Buchanan Masons give fire department funds to help with Jaws of Life purchase

Published 9:45 am Wednesday, March 27, 2019

BUCHANAN —  The Buchanan City Fire Department will be able to add another life-saving tool to their rescue mission arsenal, thanks to a donation from the Buchanan Masons and city approval.

Monday night during a city commission meeting, the Buchanan Masons provided the fire department with a $3,000 check for extraction equipment, also known as the Jaws of Life. The total cost of the tool is about $21,000. Commissioners voted unanimously to support the rest of the cost using money raised through a .5 millage for the fire department. 

Buchanan commissioners initially voted against approval of the equipment during a meeting earlier this month. City manager Bill Marx said the mason’s donation, combined with a better understanding of how the equipment will save lives helped to change their opinion Monday night.

Buchanan Fire Department Chief Robert “Mike” Adams said the equipment is necessary given the rapid increase of traffic accidents first responders have seen recently.

“Our call volume, as far as vehicle accidents, has more than doubled over the course of the last couple years,” Adams said. “We have had some pretty severe [crashes].”

Adams said the fire department does not have any vehicle extrication equipment. He said the equipment they will purchase is battery-powered and mobile. It will help them to free people who have been trapped in a vehicle during a wreck.

Dan Hinkle, of the Buchanan Masons, said the fire department approached them to seek help after the city had rejected approval for the equipment. He said the Masons offered $1,500 for the equipment, which was matched by the State Masonic Lodge for a total of $3,000.

Hinkle said a number of the Masons are former first responders and so they understood the necessity of the equipment.

Adams said he believed the initial rejection of the equipment by city commissioners amounted to a misunderstanding. After the meeting, he said the fire department continued the discussion with the commission.
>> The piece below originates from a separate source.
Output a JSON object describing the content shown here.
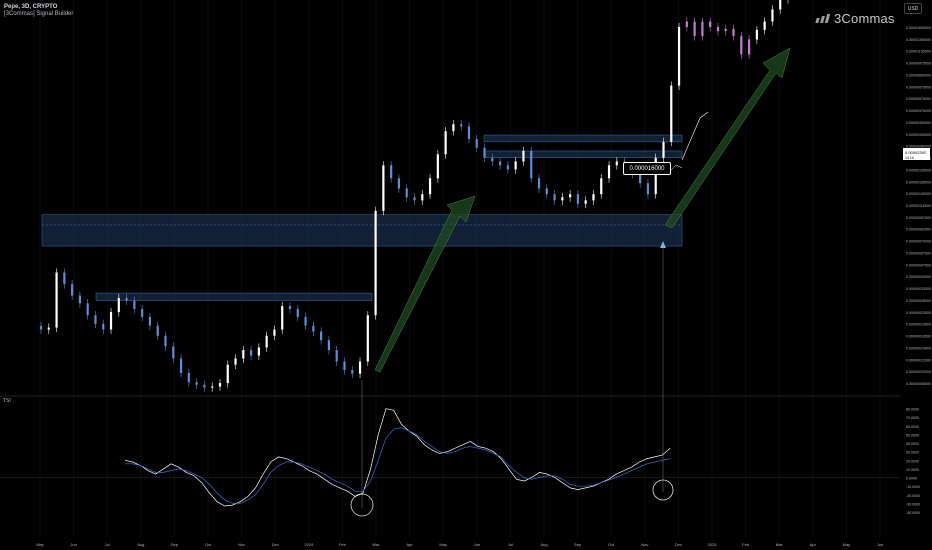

Marx said city commissioners had initially expressed some trepidation about approving the extraction tool because surrounding fire departments already have the extraction equipment and could be called to the scene to assist.

After talking more with the fire department about the equipment’s necessity, Marx said city leaders determined that there is not always a guarantee that a neighboring fire department could be in a position to respond to an emergency.
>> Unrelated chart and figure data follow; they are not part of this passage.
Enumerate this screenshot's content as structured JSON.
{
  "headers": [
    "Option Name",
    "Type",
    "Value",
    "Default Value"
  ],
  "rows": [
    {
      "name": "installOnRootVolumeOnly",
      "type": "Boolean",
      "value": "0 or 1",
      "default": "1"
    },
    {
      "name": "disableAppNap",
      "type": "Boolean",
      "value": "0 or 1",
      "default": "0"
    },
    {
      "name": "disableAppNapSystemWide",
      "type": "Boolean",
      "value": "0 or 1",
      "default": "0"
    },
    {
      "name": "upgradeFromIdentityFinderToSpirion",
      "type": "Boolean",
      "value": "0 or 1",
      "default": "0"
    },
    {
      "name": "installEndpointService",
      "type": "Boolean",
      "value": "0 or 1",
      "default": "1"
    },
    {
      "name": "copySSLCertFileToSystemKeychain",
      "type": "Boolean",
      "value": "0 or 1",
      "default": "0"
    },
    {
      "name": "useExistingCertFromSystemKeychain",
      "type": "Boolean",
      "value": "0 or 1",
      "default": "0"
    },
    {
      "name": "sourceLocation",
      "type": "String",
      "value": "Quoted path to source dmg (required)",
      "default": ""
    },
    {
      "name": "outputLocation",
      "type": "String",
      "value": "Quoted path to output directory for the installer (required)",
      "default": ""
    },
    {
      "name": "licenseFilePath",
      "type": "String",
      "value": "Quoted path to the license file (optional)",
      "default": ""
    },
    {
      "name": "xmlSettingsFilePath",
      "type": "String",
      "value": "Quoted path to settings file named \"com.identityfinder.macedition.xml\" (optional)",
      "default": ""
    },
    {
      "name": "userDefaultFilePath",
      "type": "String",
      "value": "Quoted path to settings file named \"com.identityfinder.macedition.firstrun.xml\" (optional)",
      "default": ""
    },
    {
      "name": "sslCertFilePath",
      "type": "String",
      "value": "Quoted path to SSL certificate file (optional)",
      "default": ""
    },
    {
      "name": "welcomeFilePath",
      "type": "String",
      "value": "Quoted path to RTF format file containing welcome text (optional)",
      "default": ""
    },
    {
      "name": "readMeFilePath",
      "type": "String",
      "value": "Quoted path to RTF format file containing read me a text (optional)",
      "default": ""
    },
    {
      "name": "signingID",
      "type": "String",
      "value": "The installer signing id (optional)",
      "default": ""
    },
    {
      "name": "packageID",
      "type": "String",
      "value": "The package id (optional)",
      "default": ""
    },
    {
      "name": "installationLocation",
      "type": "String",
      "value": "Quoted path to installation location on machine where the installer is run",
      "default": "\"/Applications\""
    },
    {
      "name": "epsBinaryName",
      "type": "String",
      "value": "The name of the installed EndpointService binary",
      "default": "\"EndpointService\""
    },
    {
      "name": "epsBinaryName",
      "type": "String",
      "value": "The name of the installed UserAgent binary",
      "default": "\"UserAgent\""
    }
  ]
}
“You can’t have a resident sitting there for 15 minutes waiting for a response for this equipment that could be on scene within minutes,” Marx said.

Marx commended the Masons for the gift to the fire department.
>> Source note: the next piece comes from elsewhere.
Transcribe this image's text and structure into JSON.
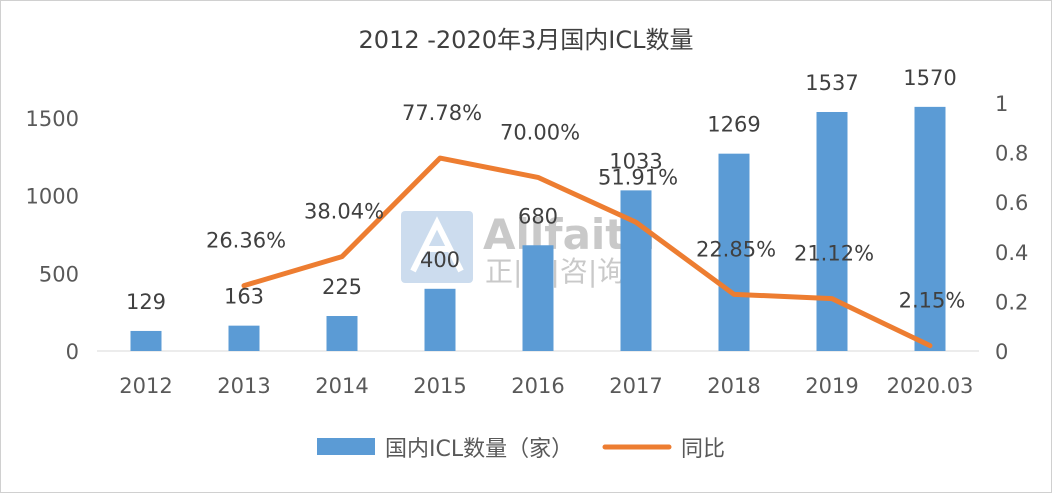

“We are happy with the fact that the Masons came up and opened the door again for this consideration,” Marx said. “Between the fact that we had neighbors that had the equipment and two, the cost $21,000, [ the purchase] was a little bit of a bite that some of the commission was concerned about. The Masons’ contribution took a little bit of that bite away.”

Adams expects the extraction equipment to arrive within the next four to six weeks. He said firefighters have already undergone some demonstrations and training so that they can be prepared to use it.

“This will make our job so much easier,” Adams said. “Our response times are already really good for being a paid-on-call department. This will give us one more ability to work quickly and not have to rely on calling somebody else to come to do that for us.”